Hi Mat, I’m just checking in on this issue to see if there has been any progress or news from the compiler dev team. I’ve been tasked with reworking two of our standalone solvers as shared libraries with a very tight deadline. I started today and ran into a bunch of issues with both PGI 19.10 and the latest NVIDIA HPC SDK (20.9). I’ll try to reproduce these issues in a simplified manner tomorrow but hopefully there are already some fixes in the pipeline.

During OpenACC summit few months ago I asked about this issue (Michael Wolfe and Mat were there during the breakout session). I am wondering if compiler dev team has any feedback or workaround solution on this.

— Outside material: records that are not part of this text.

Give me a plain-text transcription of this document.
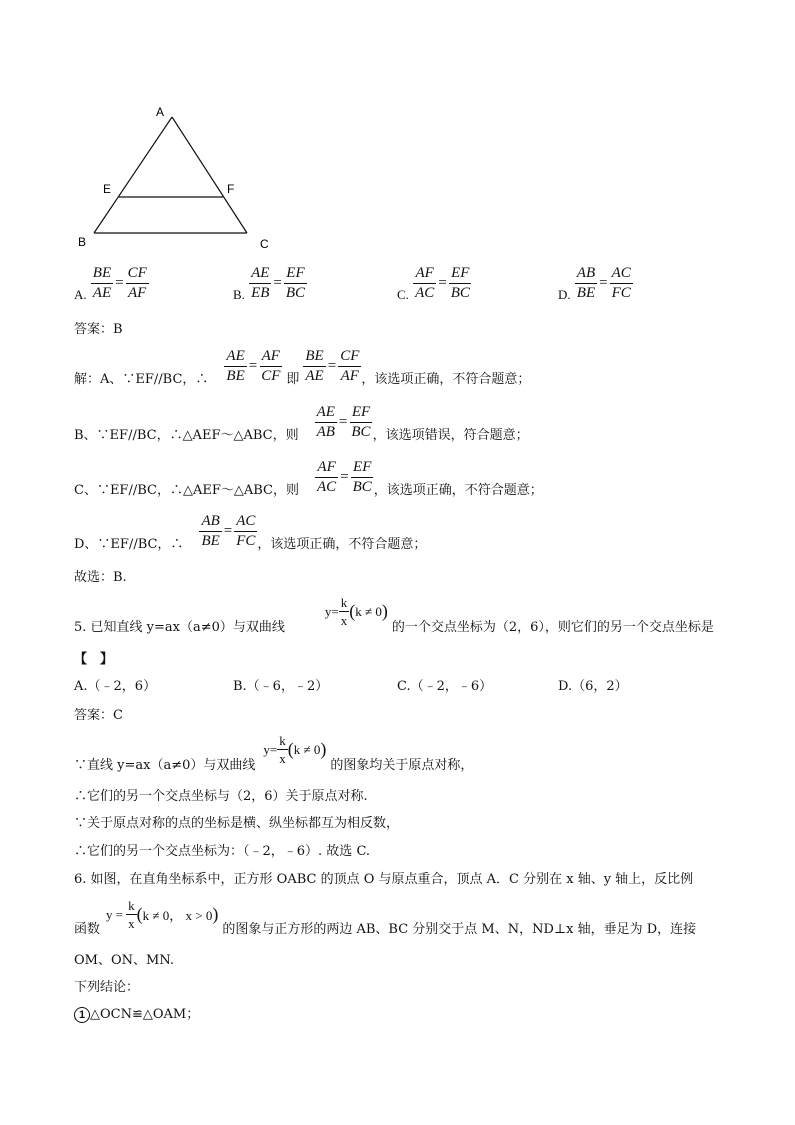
A
E	F
B	C
A. $\frac{BE}{AE} = \frac{CF}{AF}$	B. $\frac{AE}{EB} = \frac{EF}{BC}$	C. $\frac{AF}{AC} = \frac{EF}{BC}$	D. $\frac{AB}{BE} = \frac{AC}{FC}$
答案：B
解：A、∵EF//BC，∴ $\frac{AE}{BE} = \frac{AF}{CF}$ 即 $\frac{BE}{AE} = \frac{CF}{AF}$ ，该选项正确，不符合题意；
B、∵EF//BC，∴△AEF～△ABC，则 $\frac{AE}{AB} = \frac{EF}{BC}$ ，该选项错误，符合题意；
C、∵EF//BC，∴△AEF～△ABC，则 $\frac{AF}{AC} = \frac{EF}{BC}$ ，该选项正确，不符合题意；
D、∵EF//BC，∴ $\frac{AB}{BE} = \frac{AC}{FC}$ ，该选项正确，不符合题意；
故选：B.
5. 已知直线 y=ax（a≠0）与双曲线
$y= \frac{k}{x}$ ( k ≠ 0 )
的一个交点坐标为（2，6），则它们的另一个交点坐标是
【　】
A.（﹣2，6）	B.（﹣6，﹣2）	C.（﹣2，﹣6）	D.（6，2）
答案：C
∵直线 y=ax（a≠0）与双曲线
$y= \frac{k}{x}$ ( k ≠ 0 )
的图象均关于原点对称，
∴它们的另一个交点坐标与（2，6）关于原点对称.
∵关于原点对称的点的坐标是横、纵坐标都互为相反数，
∴它们的另一个交点坐标为：（﹣2，﹣6）. 故选 C.
6. 如图，在直角坐标系中，正方形 OABC 的顶点 O 与原点重合，顶点 A．C 分别在 x 轴、y 轴上，反比例
函数
$y = \frac{k}{x}$ ( k ≠ 0， x > 0 )
的图象与正方形的两边 AB、BC 分别交于点 M、N，ND⊥x 轴，垂足为 D，连接
OM、ON、MN.
下列结论：
1 △OCN≌△OAM；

If there is no ETA for resolution of this issue, I am wondering if we should give up the shared library approach and use static library instead (which going to impact our user workflows).

Hi Pramod,

The work around would be to not use RDC (i.e. -gpu=nordc) with shared objects. However without RDC, the code can’t contain any static global references in “declare” directives, like extern variables, nor allows for cross-file device routine calls. So you’d need to reorganize the code so “my_data” is passed in as an argument, rather a global reference.

For example:

% cat test1.cpp
#include <stdlib.h>
#include <stdio.h>

void init(double val, float** my_data, double & my_celsius) {
    *my_data = (float*) malloc(sizeof(float)*3);
    (*my_data)[0] = 1.1;
    float * tmp = *my_data;
    #pragma acc enter data copyin(tmp[0:3])

    my_celsius = val;
    #pragma acc enter data copyin(my_celsius)
}

#pragma acc routine seq
double foo (double my_celsius,  double my_value) {
    double y = 2.0;
    // 2 + 5 + 1 = 8
    return y + my_celsius + my_value;
}

double sample(double & my_celsius,double my_value) {
  double val;
  #pragma acc serial present(my_celsius) copyout(val)
  {
      val = foo(my_celsius, my_value);
  }
  return val;
}
dev-sky5:/local/home/colgrove/tmp% cat main.cpp
#include <iostream>

void init(double val, float** my_data, double & my_celsius);
double sample(double &my_celsius,double my_value);
static double my_value = 1.0;

int main() {

    float * my_data;
    double my_celsius;
    init(5.0,&my_data,my_celsius);
    double val = sample(my_celsius,my_value);
    std::cout << "Val=" << val << std::endl;
    std::cout << "Done\n";
    return 0;
}
% nvc++ -acc -Minfo -gpu=cc70 test1.cpp -c -fPIC
init(double, float **, double &):
     10, Generating enter data copyin(tmp[:3])
     12, Generating enter data copyin(my_celsius[:1])
foo(double, double):
     15, Generating acc routine seq
         Generating Tesla code
sample(double &, double):
     24, Generating present(my_celsius[:1])
         Generating copyout(val) [if not already present]
         Accelerator serial kernel generated
         Generating Tesla code
% nvc++ -acc -gpu=cc70 -shared -o test.so test1.o
% nvc++ -acc main.cpp test.so -gpu=cc70
main.cpp:
% a.out
Val=8
Done

-Mat

Thanks Mat for providing an example.

In our use case currently its difficult to change the code structure because its generated from DSL to C++ transpiler and difficult to change API. But I will keep this in mind.